И к двери дёрнулся неловко. А затем к большому удивлению всех присутствующих дверь в руках больного оказалась. Нелепо вертя этой широкой дверью размерами не менее метра в ширину, Стасян попытался на место её приладить, но сорванные петли были против.
— Вот! — тут же добавил Шац. — Один уже выздоровел на харчах казённых. Ага. На фронт его обратно только отправить осталось. Чтобы вражеским танкам дула гнул. Но есть мнение, что в дороге больше переломает, а затем доломает оставшееся, пока заново всю задачу объяснять будем. А оно нам надо? Или ну его нахуй? Может, мы уже просто отъедем? Я же дочке позвонить не могу! А почему — не знаю. От этого страховка есть? Или тоже «не страховой случай»? Вы в конец, что ли, охуели?
— Шац, заебал, — добавил человек в форме. — Нормальным же штурмовиком был. А теперь ноешь по всякому поводу. Езжай уже куда хочешь. И этого великана забирай. В танк его один хер не засунуть, а из окопа торчать будет как морковка на ровной грядке. Война — дело низкорослых. Нам бы идеально пару бригад из вьетнамцев и северо-корейцев пригодились. А не такие переростки. Понавырастали на свою голову, а куда потом? Только десант! Ведь чем крупнее мишень, тем проще попасть! Суета у нас ещё надолго, халки пока пусть в стороне постоят. После Гостомельского десанта такие ещё не скоро понадобятся. Когда надо будет — снова позовём. А пока не надо. Пиздуйте в тыл.
— А когда позовёте? — уточнил Стасян, который заново пытался всё понять и потому часто сыпал вопросами к окружающим. — Я же хоть сейчас готов, лишь бы кормили и одели-обули.
— Ты дурак, что ли? — удивился человек в форме и даже переглянулся с юристом. Но тот покачал головой. Пришлось отвечать. — Как приказ будет, так и сориентируемся. Иди уже, лечись. А дверь оставь. Людям ещё пригодится. Кто-нибудь с руками из того места починит.
Стасян спорить не стал, отставил дверь и пошёл собирать вещи. Но по пути вспомнил, что вещей нет. И это было первое осознанное воспоминание. Увы, приобретённое не так давно, когда заглядывал в пустую тумбочку.
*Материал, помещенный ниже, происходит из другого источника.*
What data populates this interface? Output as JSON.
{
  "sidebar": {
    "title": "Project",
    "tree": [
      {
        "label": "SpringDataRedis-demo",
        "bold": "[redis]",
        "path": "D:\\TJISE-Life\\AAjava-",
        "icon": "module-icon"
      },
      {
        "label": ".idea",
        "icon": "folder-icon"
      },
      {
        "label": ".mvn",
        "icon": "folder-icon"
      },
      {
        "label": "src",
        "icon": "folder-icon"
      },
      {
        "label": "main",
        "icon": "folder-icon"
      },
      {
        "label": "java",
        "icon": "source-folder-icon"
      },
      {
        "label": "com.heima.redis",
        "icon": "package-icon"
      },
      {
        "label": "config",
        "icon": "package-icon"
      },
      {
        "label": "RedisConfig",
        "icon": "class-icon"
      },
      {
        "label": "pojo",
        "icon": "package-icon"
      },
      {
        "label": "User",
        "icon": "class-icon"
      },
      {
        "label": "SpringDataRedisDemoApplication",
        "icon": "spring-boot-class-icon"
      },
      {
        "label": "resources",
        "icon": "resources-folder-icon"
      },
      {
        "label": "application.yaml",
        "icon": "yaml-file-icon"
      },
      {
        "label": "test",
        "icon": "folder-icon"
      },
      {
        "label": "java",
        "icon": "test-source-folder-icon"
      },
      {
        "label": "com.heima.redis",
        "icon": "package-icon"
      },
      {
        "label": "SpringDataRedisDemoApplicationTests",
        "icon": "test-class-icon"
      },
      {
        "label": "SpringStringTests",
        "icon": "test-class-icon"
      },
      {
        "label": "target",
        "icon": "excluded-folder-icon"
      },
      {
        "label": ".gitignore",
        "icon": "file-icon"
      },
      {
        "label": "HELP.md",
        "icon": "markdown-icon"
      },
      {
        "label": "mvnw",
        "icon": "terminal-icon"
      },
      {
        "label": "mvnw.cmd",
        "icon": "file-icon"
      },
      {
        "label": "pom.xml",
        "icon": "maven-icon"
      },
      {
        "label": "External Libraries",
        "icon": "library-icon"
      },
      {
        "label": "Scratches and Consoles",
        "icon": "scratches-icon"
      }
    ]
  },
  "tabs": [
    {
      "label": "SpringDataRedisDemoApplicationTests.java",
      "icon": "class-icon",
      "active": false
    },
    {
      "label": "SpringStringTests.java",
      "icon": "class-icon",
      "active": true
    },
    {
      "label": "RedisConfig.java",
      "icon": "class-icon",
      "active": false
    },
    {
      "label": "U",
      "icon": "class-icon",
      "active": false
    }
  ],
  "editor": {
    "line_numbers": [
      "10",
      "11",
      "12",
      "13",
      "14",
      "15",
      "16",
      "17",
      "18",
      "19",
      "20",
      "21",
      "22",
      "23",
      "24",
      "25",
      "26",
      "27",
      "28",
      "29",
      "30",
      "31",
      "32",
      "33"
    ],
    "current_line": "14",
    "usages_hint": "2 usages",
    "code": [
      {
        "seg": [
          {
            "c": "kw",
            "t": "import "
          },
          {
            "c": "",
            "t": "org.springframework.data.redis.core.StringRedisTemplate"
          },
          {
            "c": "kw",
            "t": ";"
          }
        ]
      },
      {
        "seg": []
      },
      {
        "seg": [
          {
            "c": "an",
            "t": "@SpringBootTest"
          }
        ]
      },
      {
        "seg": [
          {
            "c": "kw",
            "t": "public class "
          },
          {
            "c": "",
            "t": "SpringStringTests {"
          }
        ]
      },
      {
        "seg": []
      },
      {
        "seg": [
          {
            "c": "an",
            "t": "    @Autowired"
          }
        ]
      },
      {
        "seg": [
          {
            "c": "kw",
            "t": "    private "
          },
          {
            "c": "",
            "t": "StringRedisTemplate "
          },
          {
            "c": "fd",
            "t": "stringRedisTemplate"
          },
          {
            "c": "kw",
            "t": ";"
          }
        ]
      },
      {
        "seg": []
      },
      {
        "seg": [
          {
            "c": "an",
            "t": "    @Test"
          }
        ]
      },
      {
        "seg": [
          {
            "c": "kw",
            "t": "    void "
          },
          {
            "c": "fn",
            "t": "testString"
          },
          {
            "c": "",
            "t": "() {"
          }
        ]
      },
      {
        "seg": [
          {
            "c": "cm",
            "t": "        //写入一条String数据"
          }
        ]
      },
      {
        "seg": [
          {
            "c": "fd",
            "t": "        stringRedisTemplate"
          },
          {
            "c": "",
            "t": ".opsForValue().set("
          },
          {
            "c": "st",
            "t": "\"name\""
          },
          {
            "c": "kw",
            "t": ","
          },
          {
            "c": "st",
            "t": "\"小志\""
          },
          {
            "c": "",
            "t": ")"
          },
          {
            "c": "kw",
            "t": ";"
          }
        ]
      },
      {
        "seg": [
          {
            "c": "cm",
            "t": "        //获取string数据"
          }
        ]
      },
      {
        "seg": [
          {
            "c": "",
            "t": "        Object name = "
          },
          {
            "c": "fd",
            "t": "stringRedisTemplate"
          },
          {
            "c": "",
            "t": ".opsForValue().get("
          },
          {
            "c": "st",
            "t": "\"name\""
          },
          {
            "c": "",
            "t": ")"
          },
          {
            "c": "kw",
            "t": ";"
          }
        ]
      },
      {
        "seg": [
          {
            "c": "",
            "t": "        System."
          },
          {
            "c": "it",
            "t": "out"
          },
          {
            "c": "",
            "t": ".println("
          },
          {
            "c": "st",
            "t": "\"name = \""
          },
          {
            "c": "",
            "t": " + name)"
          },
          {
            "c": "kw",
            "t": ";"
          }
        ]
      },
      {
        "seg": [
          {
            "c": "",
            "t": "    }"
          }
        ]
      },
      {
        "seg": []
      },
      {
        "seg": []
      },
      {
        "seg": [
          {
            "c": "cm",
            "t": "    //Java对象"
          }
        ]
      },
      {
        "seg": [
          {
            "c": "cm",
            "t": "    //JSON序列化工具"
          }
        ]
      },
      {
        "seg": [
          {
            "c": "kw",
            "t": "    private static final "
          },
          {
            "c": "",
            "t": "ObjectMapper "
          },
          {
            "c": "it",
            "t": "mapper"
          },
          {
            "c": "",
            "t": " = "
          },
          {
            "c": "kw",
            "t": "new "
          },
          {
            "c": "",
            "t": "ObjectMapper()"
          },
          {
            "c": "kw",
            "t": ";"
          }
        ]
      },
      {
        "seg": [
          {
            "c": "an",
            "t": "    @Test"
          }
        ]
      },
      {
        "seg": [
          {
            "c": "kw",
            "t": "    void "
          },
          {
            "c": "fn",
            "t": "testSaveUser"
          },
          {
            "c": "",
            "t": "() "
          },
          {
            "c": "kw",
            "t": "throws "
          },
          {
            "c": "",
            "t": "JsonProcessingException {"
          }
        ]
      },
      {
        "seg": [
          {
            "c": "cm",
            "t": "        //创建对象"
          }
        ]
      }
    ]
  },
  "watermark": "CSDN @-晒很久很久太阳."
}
Тут-то крановщик и понял, что даже у супергероев бывают промашки. Может прав тот Борис? И надо побольше о семье думать и мечтами жить?
Ведь этот прошлый, что в этом теле жил, действительно мог мечтать о какой-то дочери, доме, уюте семейном благополучии, как вернётся. Значит, было куда возвращаться. Может даже, к кому.
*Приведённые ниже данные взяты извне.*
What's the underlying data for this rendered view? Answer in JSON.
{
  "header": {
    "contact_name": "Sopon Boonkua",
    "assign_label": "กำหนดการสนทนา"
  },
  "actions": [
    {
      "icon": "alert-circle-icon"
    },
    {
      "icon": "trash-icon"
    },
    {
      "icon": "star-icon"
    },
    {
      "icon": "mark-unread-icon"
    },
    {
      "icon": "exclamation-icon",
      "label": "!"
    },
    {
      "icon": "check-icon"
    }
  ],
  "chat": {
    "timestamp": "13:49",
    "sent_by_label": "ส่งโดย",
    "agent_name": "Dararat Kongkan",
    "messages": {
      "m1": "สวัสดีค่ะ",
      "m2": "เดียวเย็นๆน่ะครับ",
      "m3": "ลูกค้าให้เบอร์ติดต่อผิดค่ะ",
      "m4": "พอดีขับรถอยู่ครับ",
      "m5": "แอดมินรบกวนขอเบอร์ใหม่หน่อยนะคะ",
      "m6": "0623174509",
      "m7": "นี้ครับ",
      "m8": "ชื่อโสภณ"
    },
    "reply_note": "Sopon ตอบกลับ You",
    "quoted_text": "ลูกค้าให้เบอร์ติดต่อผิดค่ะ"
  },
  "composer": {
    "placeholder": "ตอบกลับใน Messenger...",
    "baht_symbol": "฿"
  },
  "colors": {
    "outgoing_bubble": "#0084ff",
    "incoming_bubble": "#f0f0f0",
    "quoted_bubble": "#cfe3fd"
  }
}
А он что, хуже, что ли? Здоровьем природа не обидела. А если так, то всё остальное вернуть можно. Или завести новое. Тогда память от него точно никуда не денется.
И Стасян решительно набрал номер таинственного Бориса.
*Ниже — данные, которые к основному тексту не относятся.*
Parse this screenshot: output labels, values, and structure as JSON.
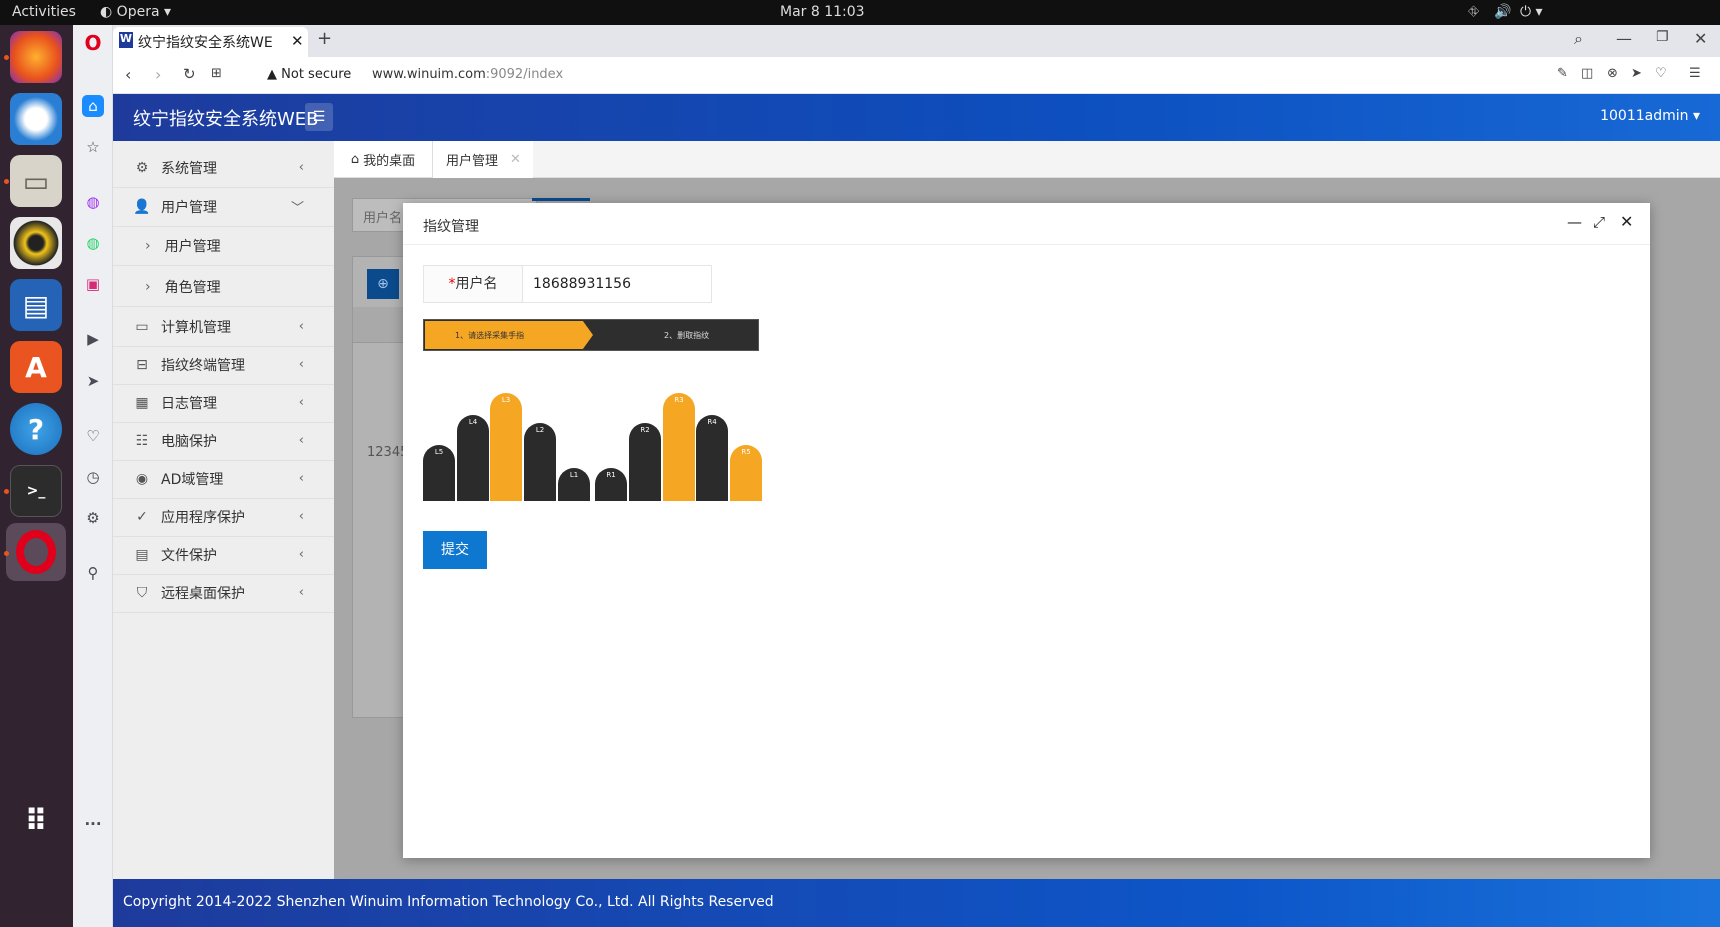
{
  "system_bar": {
    "activities": "Activities",
    "app": "Opera",
    "clock": "Mar 8  11:03"
  },
  "browser": {
    "tab_title": "纹宁指纹安全系统WE",
    "security_label": "Not secure",
    "url_host": "www.winuim.com",
    "url_path": ":9092/index"
  },
  "app": {
    "title": "纹宁指纹安全系统WEB",
    "user": "10011admin",
    "footer": "Copyright 2014-2022 Shenzhen Winuim Information Technology Co., Ltd. All Rights Reserved"
  },
  "sidebar": {
    "items": [
      {
        "label": "系统管理",
        "icon": "gear-icon",
        "glyph": "⚙"
      },
      {
        "label": "用户管理",
        "icon": "user-icon",
        "glyph": "👤"
      },
      {
        "label": "用户管理",
        "sub": true
      },
      {
        "label": "角色管理",
        "sub": true
      },
      {
        "label": "计算机管理",
        "icon": "monitor-icon",
        "glyph": "▭"
      },
      {
        "label": "指纹终端管理",
        "icon": "terminal-icon",
        "glyph": "⊟"
      },
      {
        "label": "日志管理",
        "icon": "calendar-icon",
        "glyph": "▦"
      },
      {
        "label": "电脑保护",
        "icon": "list-icon",
        "glyph": "☷"
      },
      {
        "label": "AD域管理",
        "icon": "account-icon",
        "glyph": "◉"
      },
      {
        "label": "应用程序保护",
        "icon": "check-circle-icon",
        "glyph": "✓"
      },
      {
        "label": "文件保护",
        "icon": "file-icon",
        "glyph": "▤"
      },
      {
        "label": "远程桌面保护",
        "icon": "shield-icon",
        "glyph": "⛉"
      }
    ]
  },
  "content_tabs": {
    "home": "我的桌面",
    "active": "用户管理"
  },
  "background_page": {
    "search_placeholder": "用户名",
    "row_value": "12345"
  },
  "modal": {
    "title": "指纹管理",
    "username_label": "用户名",
    "required_mark": "*",
    "username_value": "18688931156",
    "step1": "1、请选择采集手指",
    "step2": "2、删取指纹",
    "submit": "提交",
    "fingers": [
      "L5",
      "L4",
      "L3",
      "L2",
      "L1",
      "R1",
      "R2",
      "R3",
      "R4",
      "R5"
    ]
  },
  "colors": {
    "accent": "#1e3b9c",
    "orange": "#f5a623",
    "button": "#0e78d0"
  }
}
— Боря, давай так. Если ты мне был другом, то по-дружески прошу… Помоги мне.
— Всё что угодно, Стасян, — ответил динамик. — Чем помочь?
— Я пока не знаю, — честно признался бывший крановщик, что теперь понятия не имел, как управлять краном. Руки может и вспомнят, если посадить в кабину. Но не голова. — А чего хотел добиться Стасян?
— До того, как призвали? — уточнил Боря и понял, что сморозил глупость. Тут же добавил. — Работать хотел. В городе. И заработать на жильё. Вам там тоже должны были платить за службу. Проверь баланс карточки при случае.
— Карточки? — удивился Стасян, вспоминая пустую тумбочку и стараясь отыскать карманы в выданной пижаме. — Нет у меня никакой карточки.
— Должны выдать новую, Стасян. Ну или счёт у тебя есть именной. А теперь туда ещё и добавят.
— Почему это?
— За ранение.
— И много?
— Стасян… просто прилетай домой, а тут я тебе всё как себе сделаю, — искренне пообещал Борис вместо ответа.
Сидоренко некоторое время дышал в трубку, а потом добавил:
— Хорошо… Я почему-то тебе верю. Видимо, человек ты хороший.
— Ну какой я тебе человек? — рассмеялся Глобальный. — Я сантехник. И если надо, то снова пройду с тобой через огонь, воду и медные трубы. И работу тебе найду, и жить где пристрою. А если вспомнишь Катёнка, то помогу с бумагами. Так что, Стасян, теперь всё от тебя зависит. Так что даже если ты вынужден начать жизнь с белого листа, обещаю, что вместе что-нибудь придумаем.